During a poster session at Kidney Week 2017, Ari B. Geller, MD, reported a case study of a patient with a history of metastatic renal cell carcinoma with sarcomatoid who presented to the emergency department (ED) with one week of progressive fatigue, decreased energy levels, unsteadiness, lightheadedness, and poor oral intake. The patient was a white male, 62 years of age. Three weeks prior to his visit to the ED, the patient was started on the new anti-VEGF agent, carbozantinib, following failure of his previous therapy.
The patient was euvolemic on physical examination in the ED. Despite known brain metastases, a complete neurologic examination was normal. Results of laboratory tests revealed sodium 112 mEq/L (compared with 131 two weeks prior), potassium 4.1 mmol/L, blood urea nitrogen 16 mmol/L, creatinine 0.6 mg/dL, serum osmolality 229 mOsm/kg, urine osmolality 645 mOsm/kg, urine sodium 125 mEq/L, thyroid-stimulating hormone 2.42 mIU/L, morning cortisol level 6.8 mcg/dL.

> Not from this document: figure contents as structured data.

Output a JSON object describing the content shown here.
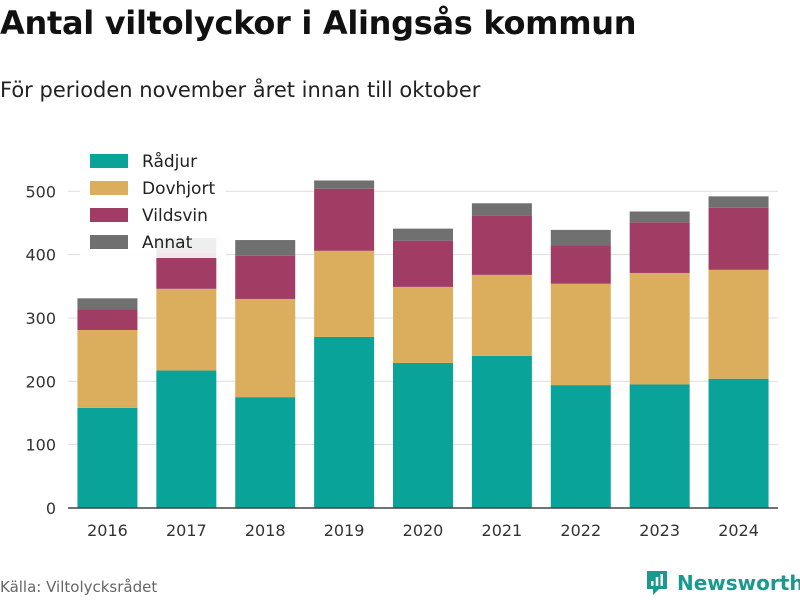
{
  "title": "Antal viltolyckor i Alingsås kommun",
  "subtitle": "För perioden november året innan till oktober",
  "source": "Källa: Viltolycksrådet",
  "brand": "Newsworthy",
  "colors": {
    "Rådjur": "#0aa39a",
    "Dovhjort": "#dbae5e",
    "Vildsvin": "#a13d65",
    "Annat": "#707070",
    "grid": "#dddddd",
    "axis": "#444444",
    "brand": "#1a9a8e"
  },
  "chart_data": {
    "type": "bar",
    "stacked": true,
    "categories": [
      "2016",
      "2017",
      "2018",
      "2019",
      "2020",
      "2021",
      "2022",
      "2023",
      "2024"
    ],
    "series": [
      {
        "name": "Rådjur",
        "values": [
          158,
          217,
          175,
          270,
          229,
          240,
          194,
          195,
          204
        ]
      },
      {
        "name": "Dovhjort",
        "values": [
          123,
          129,
          155,
          136,
          120,
          128,
          160,
          176,
          172
        ]
      },
      {
        "name": "Vildsvin",
        "values": [
          33,
          57,
          68,
          98,
          73,
          94,
          61,
          80,
          98
        ]
      },
      {
        "name": "Annat",
        "values": [
          17,
          23,
          25,
          13,
          19,
          19,
          24,
          17,
          18
        ]
      }
    ],
    "xlabel": "",
    "ylabel": "",
    "ylim": [
      0,
      530
    ],
    "yticks": [
      0,
      100,
      200,
      300,
      400,
      500
    ],
    "grid": true,
    "legend_position": "top-left"
  }
}
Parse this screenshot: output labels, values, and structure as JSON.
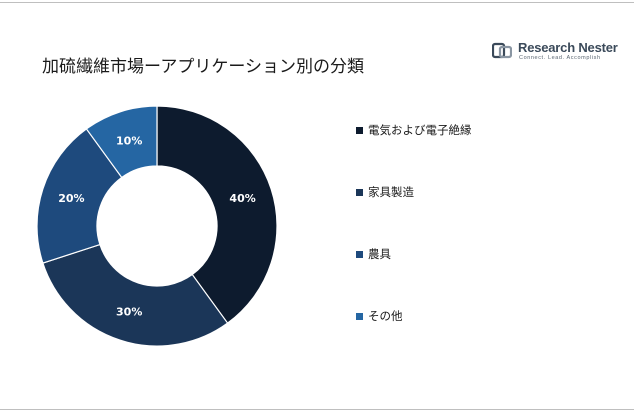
{
  "header": {
    "title": "加硫繊維市場ーアプリケーション別の分類",
    "logo_name": "Research Nester",
    "logo_tagline": "Connect. Lead. Accomplish"
  },
  "chart_data": {
    "type": "pie",
    "donut": true,
    "title": "加硫繊維市場ーアプリケーション別の分類",
    "categories": [
      "電気および電子絶縁",
      "家具製造",
      "農具",
      "その他"
    ],
    "values": [
      40,
      30,
      20,
      10
    ],
    "value_labels": [
      "40%",
      "30%",
      "20%",
      "10%"
    ],
    "colors": [
      "#0d1b2e",
      "#1b3658",
      "#1e4a7d",
      "#2566a3"
    ],
    "legend_position": "right"
  }
}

Based on those rest results, the patient was thought to have SIADH (syndrome of inappropriate antidiuretic hormone) secretion. He was on a long-term selective serotonin reuptake inhibitor at a stable dose. Head imaging showed metastatic brain lesions that had decreased in size.

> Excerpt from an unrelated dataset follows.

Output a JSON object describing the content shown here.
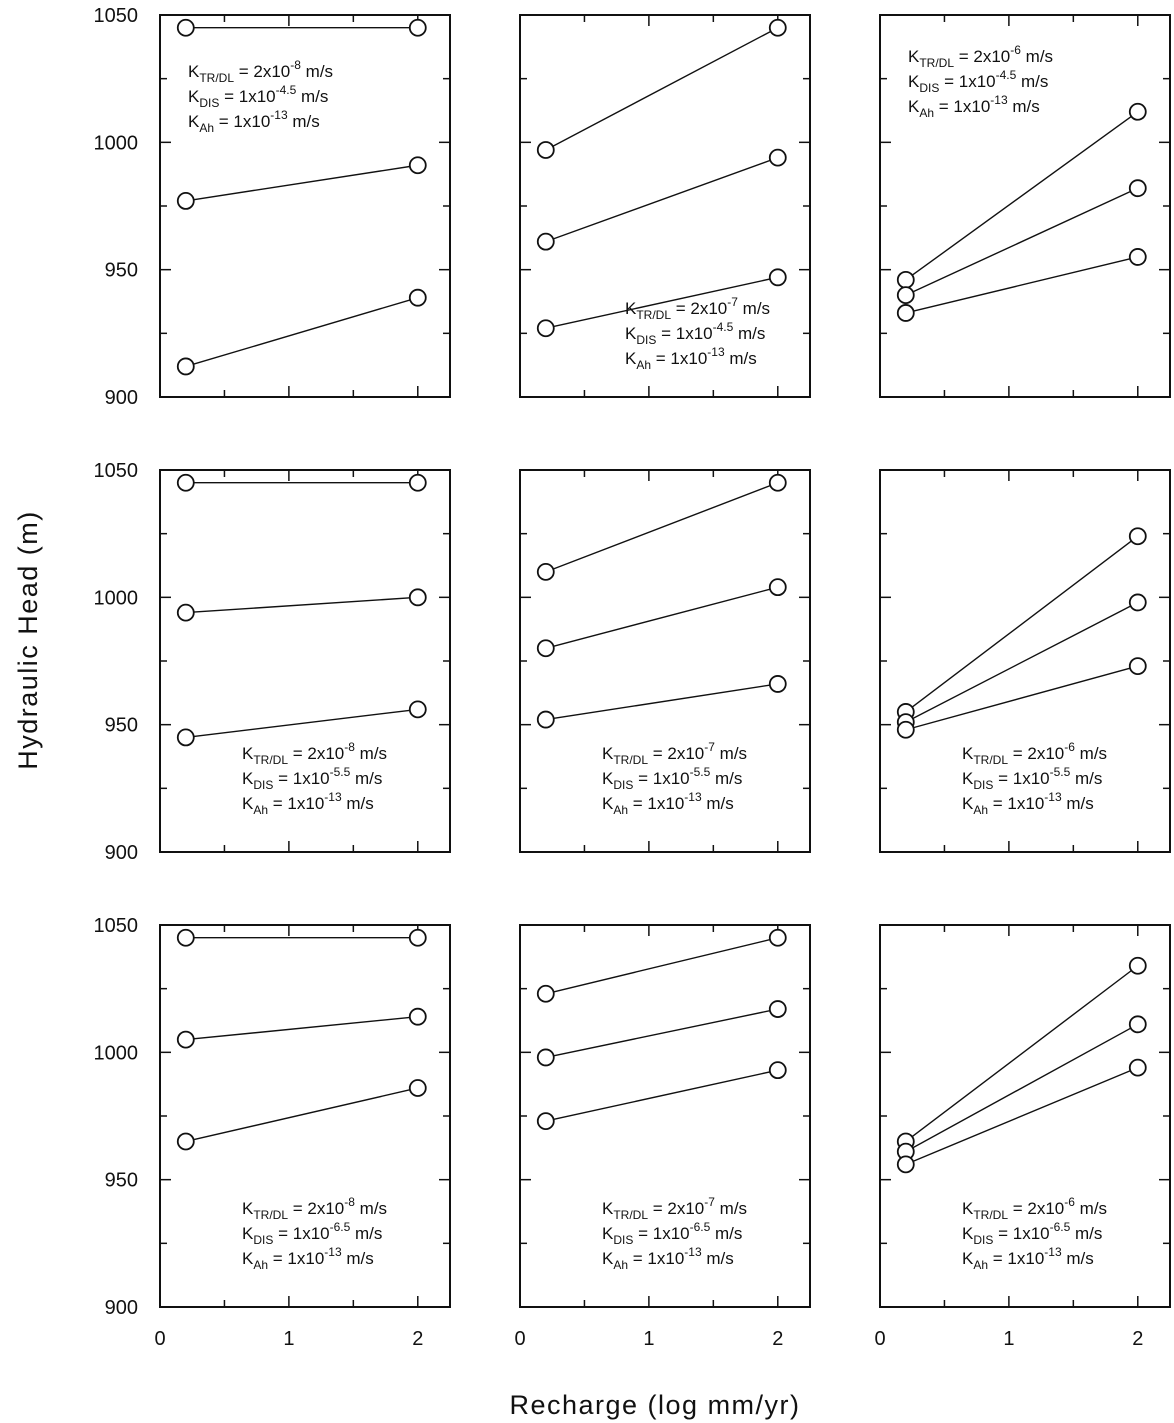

Despite restriction of fluid, serum sodium dropped to 110 mEq/L. Hypertonic saline 3% was started, followed by torsemide and salt tablets. A co-syntropin stimulation yielded inadequate results. However, he had been normotensive and did not receive corticoid therapy during hospitalization or at discharge. His sodium level improved and was at 133 mEq/L at discharge, and at 137 2 days following.
He received treatment with dose-reduced carbozantinib as an outpatient; however, within 2 weeks his sodium level dropped to 128 mEq/mL and the therapy was dropped.

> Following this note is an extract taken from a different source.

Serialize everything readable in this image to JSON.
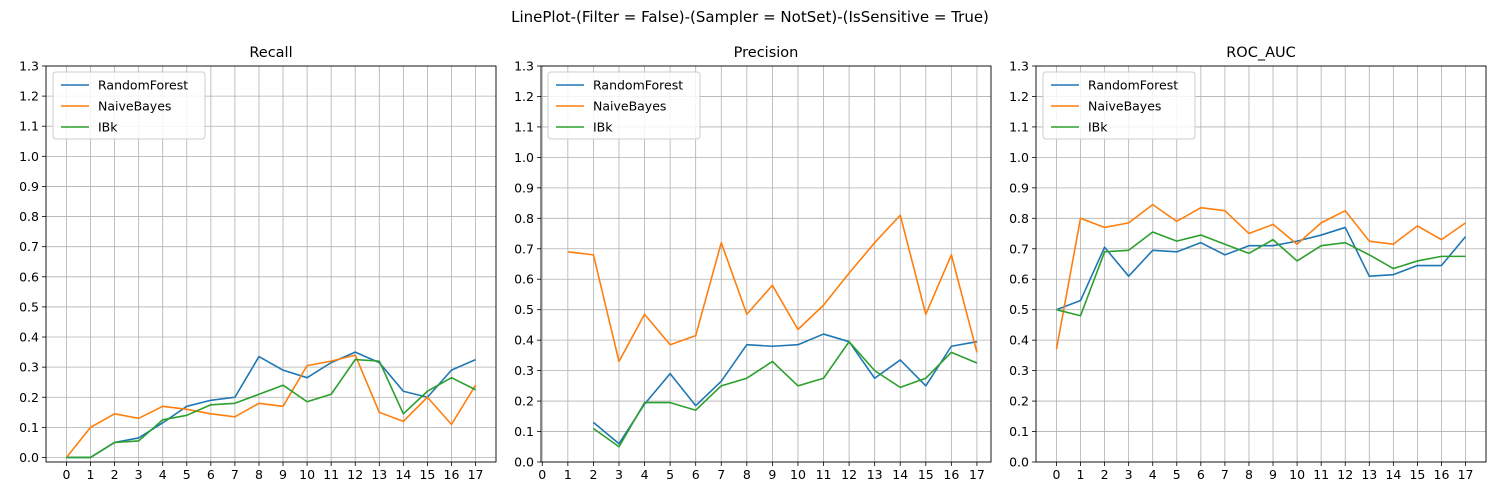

In summary, Dr. Geller said, “Carbozantinib was FDA approved in April 2016 for use in patients with advanced renal cell carcinoma who have failed prior anti-VEGF therapy. It improves progression-free survival in patients with advanced renal cell cancer with cancer of prior therapy (P<.005) when compared to everolimus, which is standard of care. In the phase 1 trial of the drug, two out of 25 participants developed hyponatremia. In the phase 2 and phase 3 trials, hyponatremia was not reported. The most commonly seen adverse effects were diarrhea, fatigue, nausea, decreased appetite, palmar-plantar erythrodysesthesia syndrome, hypertension, vomiting, weight loss, and constipation. This is the first known reported case of severe, symptomatic hyponatremia secondary to SIADH attributed to carbozantinib therapy.”
Source: Geller AB. Severe symptomatic hyponatremia in patient started on new anti-VEGF therapy. Abstract of a poster presented at the American Society of Nephrology 2017 Kidney Week, November 2, 2017, New Orleans, Louisiana.